First to successfully track assistive human interaction motions in benchmarks.

Partner-aware policies improve adaptation to human partner dynamics.

Dynamic reference retargeting enhances real-time support accuracy.

Abstract

Humanoid robotics has strong potential to transform daily service and caregiving applications. Although recent advances in general motion tracking within physics engines (GMT) have enabled virtual characters and humanoid robots to reproduce a broad range of human motions, these behaviors are primarily limited to contact-less social interactions or isolated movements. Assistive scenarios, by contrast, require continuous awareness of a human partner and rapid adaptation to their evolving posture and dynamics. In this paper, we formulate the imitation of closely interacting, force-exchanging human-human motion sequences as a multi-agent reinforcement learning problem. We jointly train partner-aware policies for both the supporter (assistant) agent and the recipient agent in a physics simulator to track assistive motion references. To make this problem tractable, we introduce a partner policies initialization scheme that transfers priors from single-human motion-tracking controllers, greatly improving exploration.

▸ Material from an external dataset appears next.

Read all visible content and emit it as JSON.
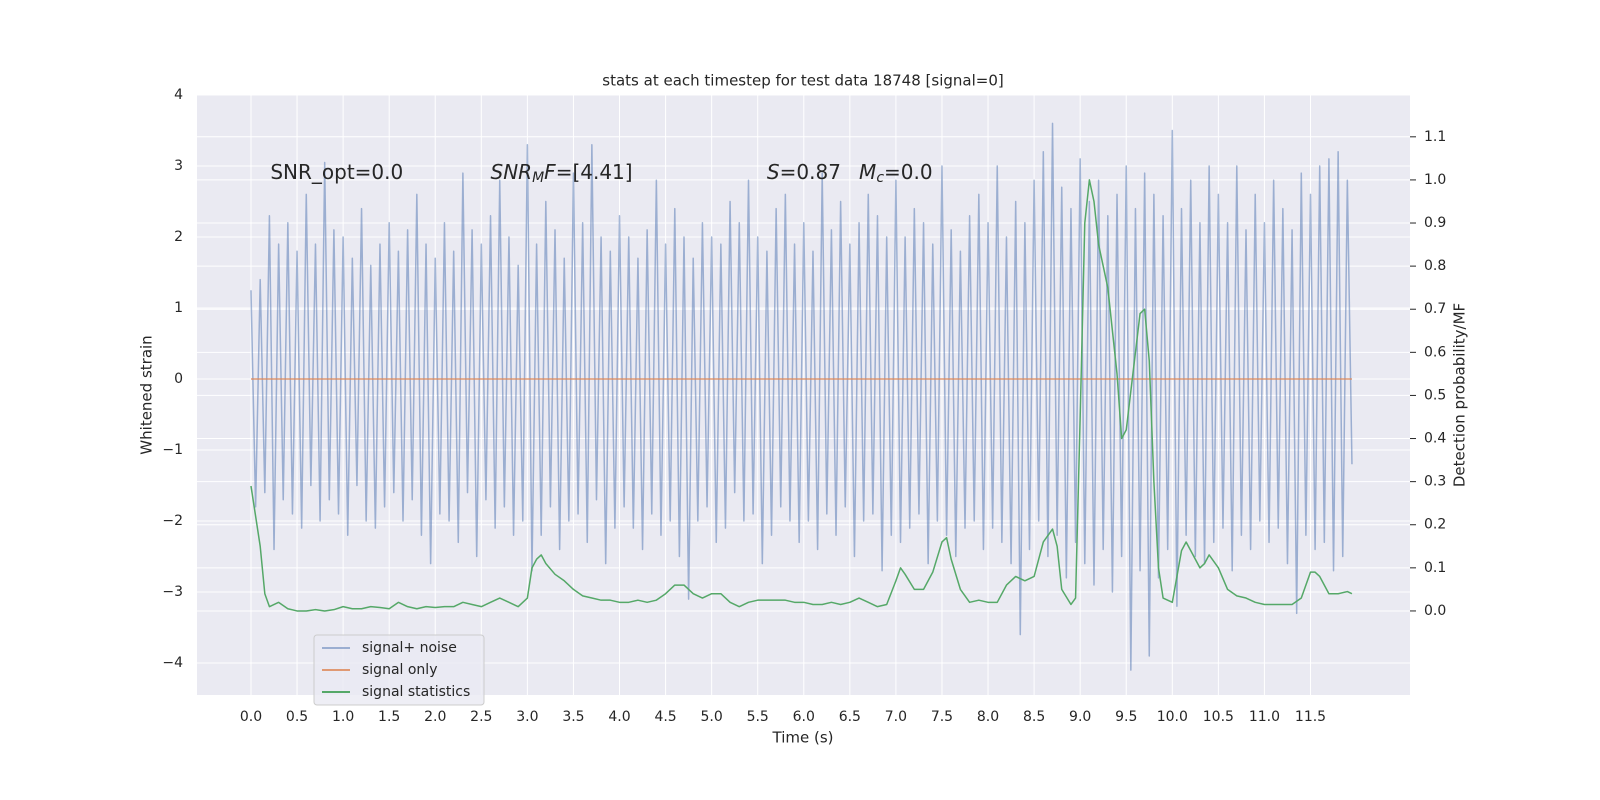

We further propose dynamic reference retargeting and contact-promoting reward, which adapt the assistant's reference motion to the recipient's real-time pose and encourage physically meaningful support. We show that AssistMimic is the first method capable of successfully tracking assistive interaction motions on established benchmarks, demonstrating the benefits of a multi-agent RL formulation for physically grounded and socially aware humanoid control.